Vulnerabilities of Ethereum smart contracts often cause serious financial damage. Whereas the Solidity compiler has been updated to prevent vulnerabilities, its effectiveness has not been revealed so far, to the best of our knowledge. In this paper, we shed light on the impact of compiler versions of vulnerabilities of Ethereum smart contracts. To this end, we collected 503,572 contracts with Solidity source codes in the Ethereum blockchain and then analyzed their vulnerabilities. For three vulnerabilities with high severity, i.e., Locked Money, Using tx.origin, and Unchecked Call, we show that their appearance rates are decreased by virtue of major updates of the Solidity compiler. We then found the following four key insights. First, after the release of version 0.6, the appearance rate for Locked Money has decreased. Second, regardless of compiler updates, the appearance rate for Using tx.origin is significantly low. Third, although the appearance rate for Unchecked Call has decreased in version 0.8, it still remains high due to various factors, including code clones. Fourth, through analysis of code clones, our promising results show that the appearance rate for Unchecked Call can be further decreased by removing the code clones.

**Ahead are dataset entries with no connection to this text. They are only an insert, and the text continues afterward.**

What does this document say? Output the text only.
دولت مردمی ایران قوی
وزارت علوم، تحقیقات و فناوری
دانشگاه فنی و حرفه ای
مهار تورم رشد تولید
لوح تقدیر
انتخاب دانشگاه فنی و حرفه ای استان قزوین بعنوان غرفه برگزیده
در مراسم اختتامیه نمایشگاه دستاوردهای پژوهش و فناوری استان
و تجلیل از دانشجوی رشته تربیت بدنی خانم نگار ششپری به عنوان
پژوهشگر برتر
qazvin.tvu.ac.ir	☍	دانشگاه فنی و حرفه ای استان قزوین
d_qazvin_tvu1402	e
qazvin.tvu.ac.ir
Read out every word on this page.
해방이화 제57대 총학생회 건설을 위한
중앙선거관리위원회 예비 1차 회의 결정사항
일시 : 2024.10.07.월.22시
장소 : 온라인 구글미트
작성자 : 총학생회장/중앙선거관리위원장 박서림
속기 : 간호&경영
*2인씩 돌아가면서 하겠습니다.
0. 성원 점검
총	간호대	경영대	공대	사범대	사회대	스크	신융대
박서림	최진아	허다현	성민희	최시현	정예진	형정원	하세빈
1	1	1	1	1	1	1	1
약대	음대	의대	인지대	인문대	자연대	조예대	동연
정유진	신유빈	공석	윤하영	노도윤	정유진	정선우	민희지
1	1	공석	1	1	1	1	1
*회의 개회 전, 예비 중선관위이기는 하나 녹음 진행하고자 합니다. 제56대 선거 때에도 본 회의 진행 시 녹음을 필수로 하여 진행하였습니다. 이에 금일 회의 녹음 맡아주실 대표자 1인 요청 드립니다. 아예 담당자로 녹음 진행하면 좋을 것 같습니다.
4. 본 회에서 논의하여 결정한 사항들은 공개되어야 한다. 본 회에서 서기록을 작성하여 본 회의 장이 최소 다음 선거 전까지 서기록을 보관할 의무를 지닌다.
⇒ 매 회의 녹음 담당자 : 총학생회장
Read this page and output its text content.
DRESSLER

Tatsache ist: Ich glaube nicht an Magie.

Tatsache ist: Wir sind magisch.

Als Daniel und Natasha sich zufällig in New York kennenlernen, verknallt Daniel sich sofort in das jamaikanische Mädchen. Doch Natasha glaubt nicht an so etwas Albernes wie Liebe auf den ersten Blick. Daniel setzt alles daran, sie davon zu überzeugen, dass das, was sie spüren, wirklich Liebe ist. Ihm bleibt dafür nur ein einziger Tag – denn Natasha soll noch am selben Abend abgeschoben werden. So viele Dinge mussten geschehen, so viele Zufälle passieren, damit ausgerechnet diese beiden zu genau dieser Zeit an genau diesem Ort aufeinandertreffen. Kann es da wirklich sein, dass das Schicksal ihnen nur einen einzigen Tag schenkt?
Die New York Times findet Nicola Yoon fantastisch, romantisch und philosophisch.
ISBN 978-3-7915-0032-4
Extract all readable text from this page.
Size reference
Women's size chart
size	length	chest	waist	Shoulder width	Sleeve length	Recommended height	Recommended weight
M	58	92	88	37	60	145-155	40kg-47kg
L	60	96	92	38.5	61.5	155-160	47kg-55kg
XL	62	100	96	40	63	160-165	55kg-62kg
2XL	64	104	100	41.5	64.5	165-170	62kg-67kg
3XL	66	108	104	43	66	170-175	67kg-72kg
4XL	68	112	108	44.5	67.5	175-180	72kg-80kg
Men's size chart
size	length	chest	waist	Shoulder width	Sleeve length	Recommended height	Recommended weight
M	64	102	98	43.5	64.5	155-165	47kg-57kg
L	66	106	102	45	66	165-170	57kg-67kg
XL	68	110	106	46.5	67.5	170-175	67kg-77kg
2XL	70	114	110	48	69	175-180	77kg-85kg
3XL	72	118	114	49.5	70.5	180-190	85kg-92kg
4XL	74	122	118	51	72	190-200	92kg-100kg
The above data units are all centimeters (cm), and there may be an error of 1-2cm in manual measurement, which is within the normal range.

翻译：以太坊智能合约的漏洞常常导致严重的经济损失。尽管Solidity编译器已通过更新来预防漏洞，但据我们所知，其有效性迄今尚未得到揭示。本文重点研究了编译器版本对以太坊智能合约漏洞的影响。为此，我们收集了以太坊区块链中503,572份带有Solidity源代码的合约，并分析了其漏洞。针对三种高危漏洞，即锁定资金、使用tx.origin和未检查调用，我们证明了通过Solidity编译器的主要更新，它们出现率有所下降。进而发现了以下四个关键洞察：第一，自0.6版本发布后，锁定资金漏洞的出现率已下降；第二，无论编译器如何更新，使用tx.origin漏洞的出现率始终显著偏低；第三，尽管未检查调用漏洞的出现率在0.8版本中有所下降，但由于代码克隆等多种因素，其比率仍然较高；第四，通过对代码克隆的分析，我们发现通过消除代码克隆可以进一步降低未检查调用漏洞的出现率。